Man Tries To Jump Into Popemobile

Security guards wrestle with an unidentified man who tried to jump aboard Pope Benedict XVI's "popemobile," St. Peter's Square, June 6, 2007. RAI

A man tried to jump into Pope Benedict XVI's uncovered popemobile as the pontiff began his general audience Wednesday and held onto it for a few seconds before being wrestled to the ground by security officers.

The Pope was not hurt in any way and continued to hold the audience as if nothing happened, reports CBS News correspondent Sabina Castelfranco.

At least eight security officers who were trailing the vehicle as it moved slowly through the square grabbed the man and wrestled him to the ground. The pope didn't even look back.

The man "looked a little crazy," said the Rev. Federico Lombardi, a Vatican spokesman. He said the man was being held for questioning by Vatican police.

The man, a 27-year-old German whose name was not released, was wearing a pink T-shirt and dark shorts, a beige baseball cap and sunglasses. He appeared to have vaulted himself up and over the barricade from the second or third row back. He got as far as the back of the jeep, holding onto it for a few seconds, before being wrestled to the ground.

The jeep kept moving, and Benedict kept waving, then proceeded with the audience as if nothing had happened.

Since the Sept. 11, 2001, attacks, the Vatican has tightened security in St. Peter's Square when the pope is present. All visitors must pass by police to get into the square, with some walking through metal detectors or being searched with metal- detecting wands.

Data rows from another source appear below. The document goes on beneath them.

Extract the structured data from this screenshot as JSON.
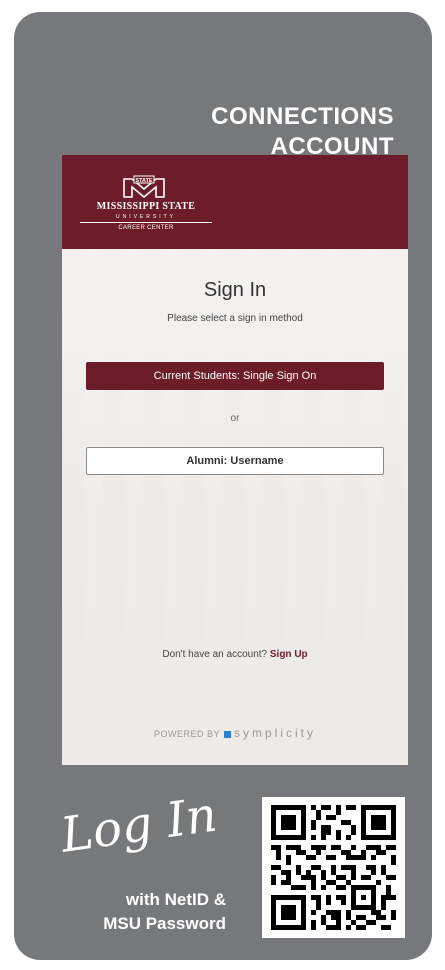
{
  "header": {
    "title_line1": "CONNECTIONS",
    "title_line2": "ACCOUNT"
  },
  "logo": {
    "mark_text": "STATE",
    "name": "MISSISSIPPI STATE",
    "sub": "UNIVERSITY",
    "department": "CAREER CENTER"
  },
  "signin": {
    "title": "Sign In",
    "subtitle": "Please select a sign in method",
    "sso_button": "Current Students: Single Sign On",
    "or_text": "or",
    "alumni_button": "Alumni: Username",
    "signup_prompt": "Don't have an account?",
    "signup_link": "Sign Up",
    "powered_by": "POWERED BY",
    "powered_brand": "symplicity"
  },
  "callout": {
    "login_text": "Log In",
    "instruction_line1": "with NetID &",
    "instruction_line2": "MSU Password"
  },
  "colors": {
    "card": "#76787b",
    "maroon": "#6d1d2a",
    "accent_blue": "#2a7fd4"
  }
}
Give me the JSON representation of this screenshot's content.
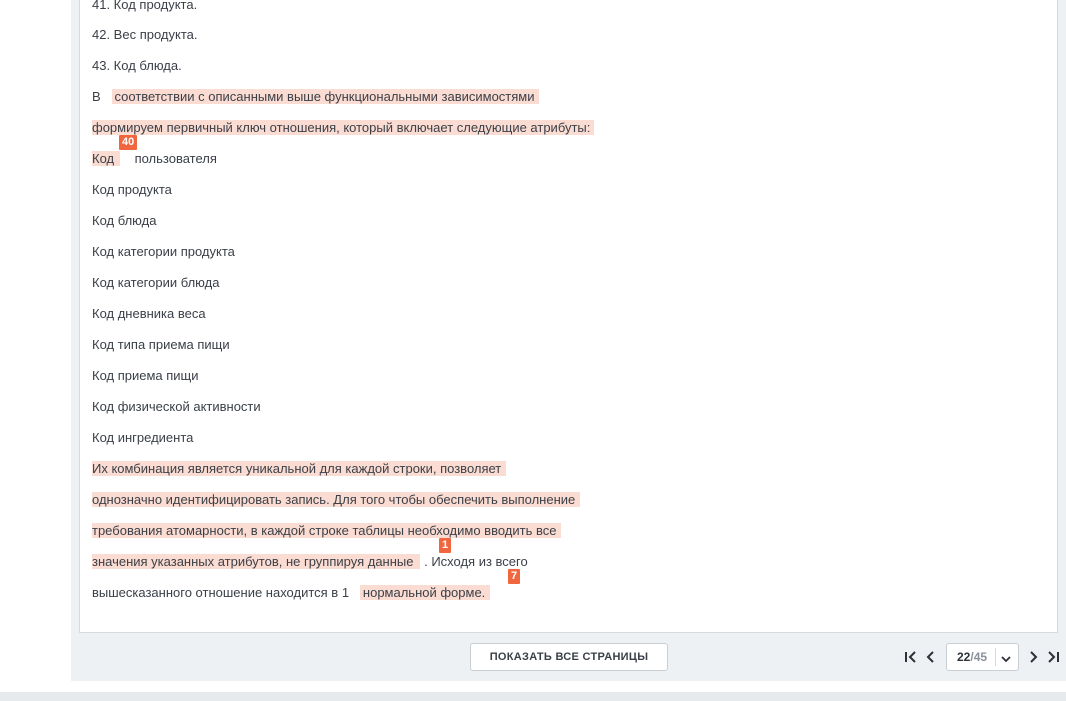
{
  "document": {
    "lines": [
      {
        "text": "41. Код продукта."
      },
      {
        "text": "42. Вес продукта."
      },
      {
        "text": "43. Код блюда."
      },
      {
        "prefix": "В",
        "highlight": "соответствии с описанными выше функциональными зависимостями"
      },
      {
        "highlight": "формируем первичный ключ отношения, который включает следующие атрибуты:"
      },
      {
        "highlight": "Код",
        "suffix": "пользователя"
      },
      {
        "text": "Код продукта"
      },
      {
        "text": "Код блюда"
      },
      {
        "text": "Код категории продукта"
      },
      {
        "text": "Код категории блюда"
      },
      {
        "text": "Код дневника веса"
      },
      {
        "text": "Код типа приема пищи"
      },
      {
        "text": "Код приема пищи"
      },
      {
        "text": "Код физической активности"
      },
      {
        "text": "Код ингредиента"
      },
      {
        "highlight": "Их комбинация является уникальной для каждой строки, позволяет"
      },
      {
        "highlight": "однозначно идентифицировать запись. Для того чтобы обеспечить выполнение"
      },
      {
        "highlight": "требования атомарности, в каждой строке таблицы необходимо вводить все"
      },
      {
        "highlight": "значения указанных атрибутов, не группируя данные",
        "suffix": ". Исходя из всего"
      },
      {
        "prefix": "вышесказанного отношение находится в 1",
        "highlight": "нормальной форме."
      }
    ],
    "badges": [
      "40",
      "1",
      "7"
    ]
  },
  "footer": {
    "show_all_label": "ПОКАЗАТЬ ВСЕ СТРАНИЦЫ",
    "current_page": "22",
    "separator": "/",
    "total_pages": "45"
  },
  "icons": {
    "first": "first-page-icon",
    "prev": "prev-page-icon",
    "next": "next-page-icon",
    "last": "last-page-icon",
    "dropdown": "chevron-down-icon"
  },
  "colors": {
    "highlight": "#fbdcd2",
    "badge": "#f0673f"
  }
}
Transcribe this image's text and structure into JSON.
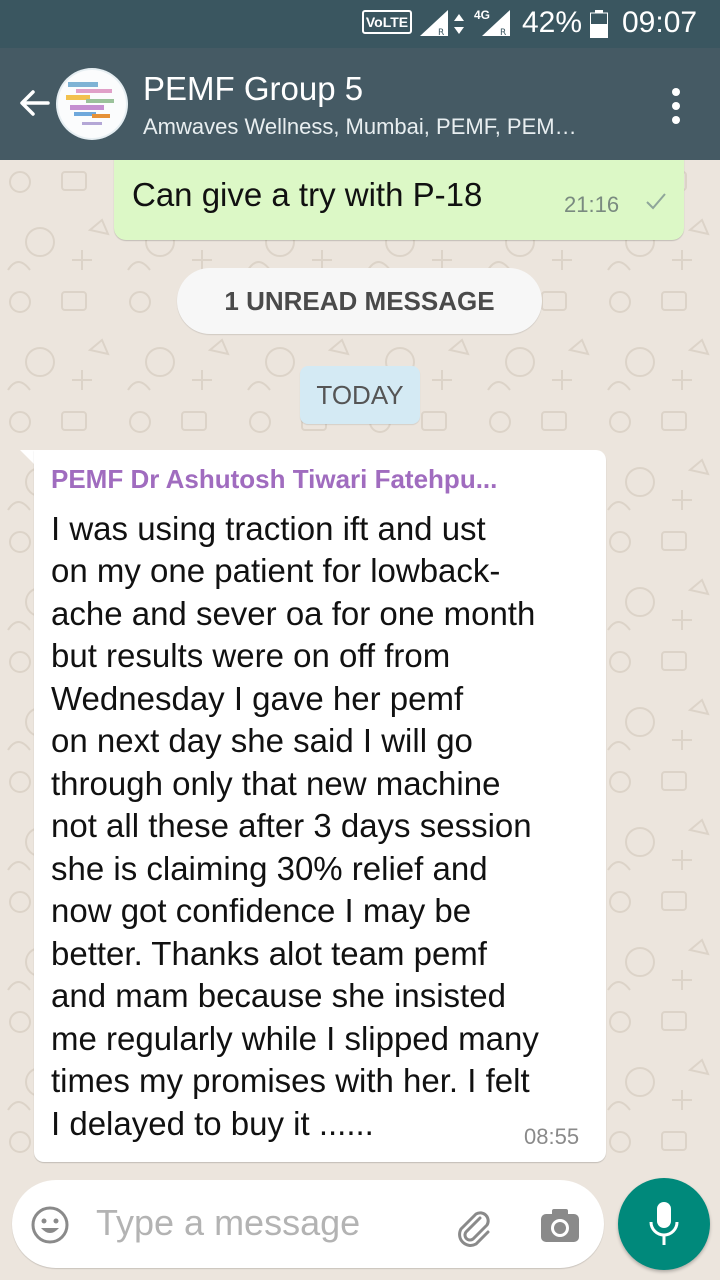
{
  "status_bar": {
    "volte": "VoLTE",
    "network": "4G",
    "battery": "42%",
    "time": "09:07"
  },
  "header": {
    "title": "PEMF Group 5",
    "subtitle": "Amwaves Wellness, Mumbai, PEMF, PEM…",
    "icons": [
      "back-arrow-icon",
      "group-avatar",
      "more-vert-icon"
    ]
  },
  "chat": {
    "outgoing": {
      "text": "Can give a try with P-18",
      "time": "21:16"
    },
    "unread_banner": "1 UNREAD MESSAGE",
    "date_chip": "TODAY",
    "incoming": {
      "sender": "PEMF Dr Ashutosh Tiwari Fatehpu...",
      "sender_color": "#a06cbf",
      "lines": [
        "I was using traction ift and ust",
        "on my one patient for lowback-",
        "ache and sever oa for one month",
        "but results were on off from",
        "Wednesday I gave her pemf",
        "on next day she said I will go",
        "through only that new machine",
        "not all these after 3 days session",
        "she is claiming 30% relief and",
        "now got confidence I may be",
        "better.  Thanks alot team pemf",
        "and mam because she insisted",
        "me regularly while I slipped many",
        "times my promises with her. I felt",
        "I delayed to buy it ......"
      ],
      "time": "08:55"
    }
  },
  "composer": {
    "placeholder": "Type a message",
    "accent": "#00897b",
    "icons": [
      "emoji-icon",
      "attach-icon",
      "camera-icon",
      "mic-icon"
    ]
  }
}
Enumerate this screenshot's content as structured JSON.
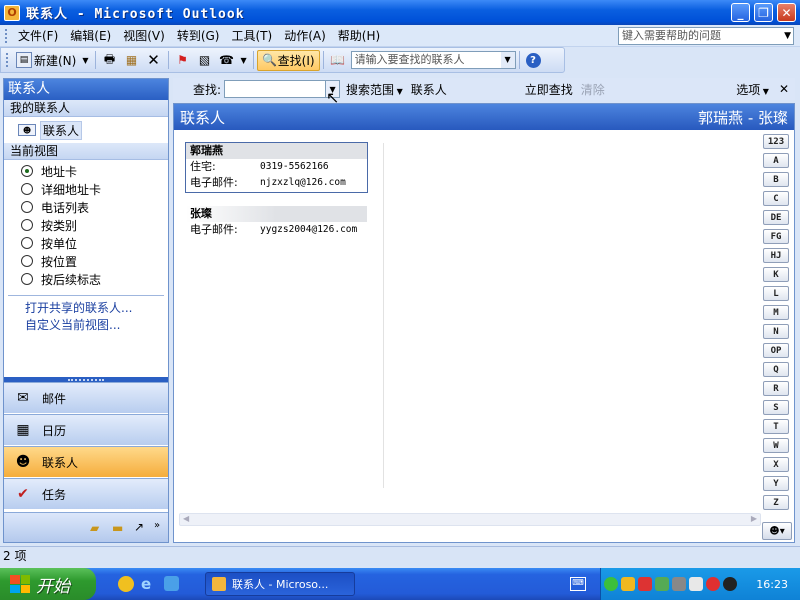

Nevertheless, virtually anyone can attend the audience. While tickets are required, they can often be obtained at the last minute — particularly in good weather when the audience is held outside in the piazza.

When the pope uses the popemobile in St. Peter's, it is usually uncovered; when he travels overseas or outside the Vatican, he usually uses one outfitted with bulletproof glass.

The pope is protected by a combination of Swiss Guards, Vatican police and Italian police.

On Wednesday, the head of the Swiss Guards, Col. Elmar Maeder, walked along one side of the popemobile while the pontiff's personal bodyguard, Domenico Giani, took the other side. Several plainclothes security officials trailed them.

Benedict stood up behind the driver, holding onto a bar to steady himself, with his personal secretary, Monsignor Georg Ganswein, seated behind him.

St. Peter's is cordoned off with wooden barriers to create "routes" that the popemobile can drive along to make the pontiff more visible to the crowd, which on Wednesday numbered about 35,000.

From his perch on the jeep, the pope waves and blesses the crowd, and occasionally will bless a baby handed up to him by a security guard. The jeep, though, never stops, with security officials walking or jogging alongside the whole way.

Benedict's predecessor, Pope John Paul II, was shot and seriously wounded in the abdomen on May 13, 1981, in St. Peter's Square by Mehmet Ali Agca of Turkey. Agca was caught and served his sentence in Italy before being transferred to Turkey. He was released from prison in early 2006.